Alpha-Particle Exposure Induces Mainly Unstable Complex Chromosome Aberrations which do not Contribute to Radiation-Associated Cytogenetic Risk

Radiat Res. 2021 Aug 19. doi: 10.1667/RADE-21-00116.1. Online ahead of print.


The mechanism underlying the carcinogenic potential of α radiation is not fully understood, considering that cell inactivation (e.g., mitotic cell death) as a main consequence of exposure efficiently counteracts the spreading of heritable DNA damage. The aim of this study is to improve our understanding of the effectiveness of α particles in inducing different types of chromosomal aberrations, to determine the respective values of the relative biological effectiveness (RBE) and to interpret the results with respect to exposure risk. Human peripheral blood lymphocytes (PBLs) from a single donor were exposed ex vivo to doses of 0-6 Gy X rays or 0-2 Gy α particles.
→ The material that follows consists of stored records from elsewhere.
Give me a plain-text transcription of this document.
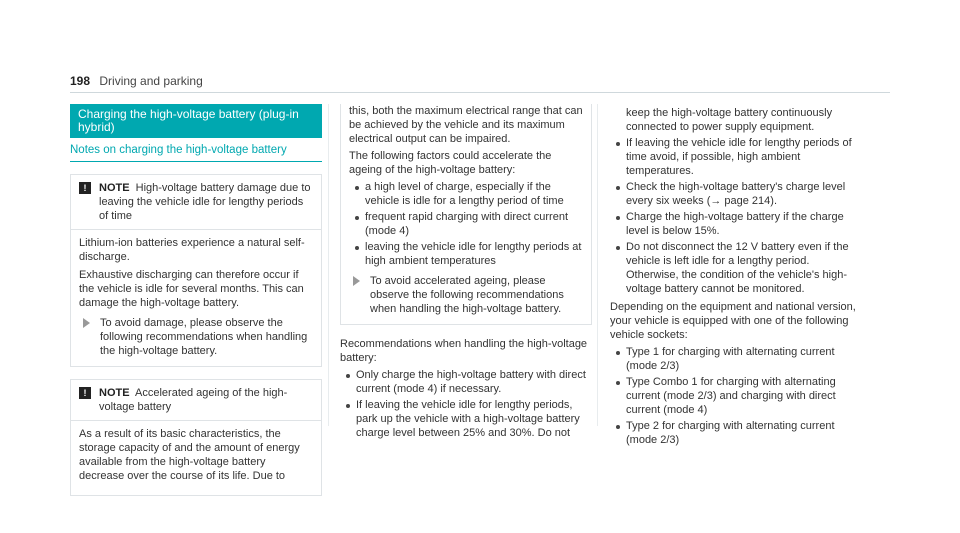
198 Driving and parking
Charging the high-voltage battery (plug-in hybrid)
Notes on charging the high-voltage battery
!	NOTE High-voltage battery damage due to leaving the vehicle idle for lengthy periods of time

Lithium-ion batteries experience a natural self-discharge.

Exhaustive discharging can therefore occur if the vehicle is idle for several months. This can damage the high-voltage battery.

To avoid damage, please observe the following recommendations when handling the high-voltage battery.
!	NOTE Accelerated ageing of the high-voltage battery

As a result of its basic characteristics, the storage capacity of and the amount of energy available from the high-voltage battery decrease over the course of its life. Due to

this, both the maximum electrical range that can be achieved by the vehicle and its maximum electrical output can be impaired.

The following factors could accelerate the ageing of the high-voltage battery:

a high level of charge, especially if the vehicle is idle for a lengthy period of time
frequent rapid charging with direct current (mode 4)
leaving the vehicle idle for lengthy periods at high ambient temperatures
To avoid accelerated ageing, please observe the following recommendations when handling the high-voltage battery.

Recommendations when handling the high-voltage battery:

Only charge the high-voltage battery with direct current (mode 4) if necessary.
If leaving the vehicle idle for lengthy periods, park up the vehicle with a high-voltage battery charge level between 25% and 30%. Do not
keep the high-voltage battery continuously connected to power supply equipment.
If leaving the vehicle idle for lengthy periods of time avoid, if possible, high ambient temperatures.
Check the high-voltage battery's charge level every six weeks (→ page 214).
Charge the high-voltage battery if the charge level is below 15%.
Do not disconnect the 12 V battery even if the vehicle is left idle for a lengthy period. Otherwise, the condition of the vehicle's high-voltage battery cannot be monitored.

Depending on the equipment and national version, your vehicle is equipped with one of the following vehicle sockets:

Type 1 for charging with alternating current (mode 2/3)
Type Combo 1 for charging with alternating current (mode 2/3) and charging with direct current (mode 4)
Type 2 for charging with alternating current (mode 2/3)
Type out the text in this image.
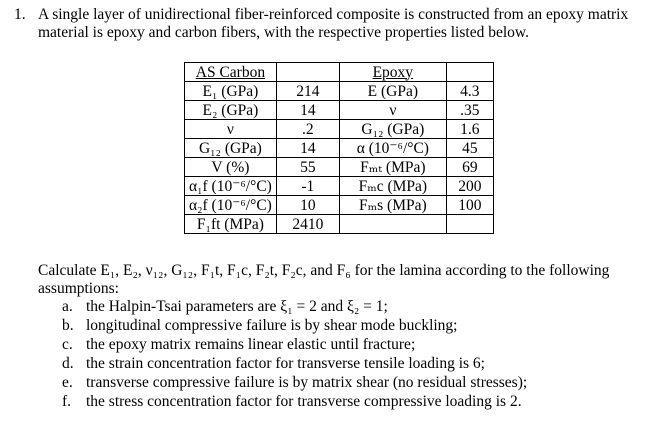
1. A single layer of unidirectional fiber-reinforced composite is constructed from an epoxy matrix material is epoxy and carbon fibers, with the respective properties listed below.
AS Carbon		Epoxy	
E₁ (GPa)	214	E (GPa)	4.3
E₂ (GPa)	14	ν	.35
ν	.2	G₁₂ (GPa)	1.6
G₁₂ (GPa)	14	α (10⁻⁶/°C)	45
V (%)	55	Fₘₜ (MPa)	69
α₁f (10⁻⁶/°C)	-1	Fₘc (MPa)	200
α₂f (10⁻⁶/°C)	10	Fₘs (MPa)	100
F₁ft (MPa)	2410		
Calculate E₁, E₂, ν₁₂, G₁₂, F₁t, F₁c, F₂t, F₂c, and F₆ for the lamina according to the following assumptions:
a. the Halpin-Tsai parameters are ξ₁ = 2 and ξ₂ = 1;
b. longitudinal compressive failure is by shear mode buckling;
c. the epoxy matrix remains linear elastic until fracture;
d. the strain concentration factor for transverse tensile loading is 6;
e. transverse compressive failure is by matrix shear (no residual stresses);
f. the stress concentration factor for transverse compressive loading is 2.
Cells were harvested at two different times after irradiation to account for the mitotic delay of heavily damaged cells, which is known to occur after exposure to high-LET radiation (including α particles). Analysis of the kinetics of cells reaching first or second (and higher) mitosis after irradiation and aberration data obtained by the multiplex fluorescence in situ hybridization (mFISH) technique are used to determine of the cytogenetic risk, i.e., the probability for transmissible aberrations in surviving lymphocytes. The analysis shows that the cytogenetic risk after α exposure is lower than after X rays. This indicates that the actually observed higher carcinogenic effect of α radiation is likely to stem from small scale mutations that are induced effectively by high-LET radiation but cannot be resolved by mFISH analysis.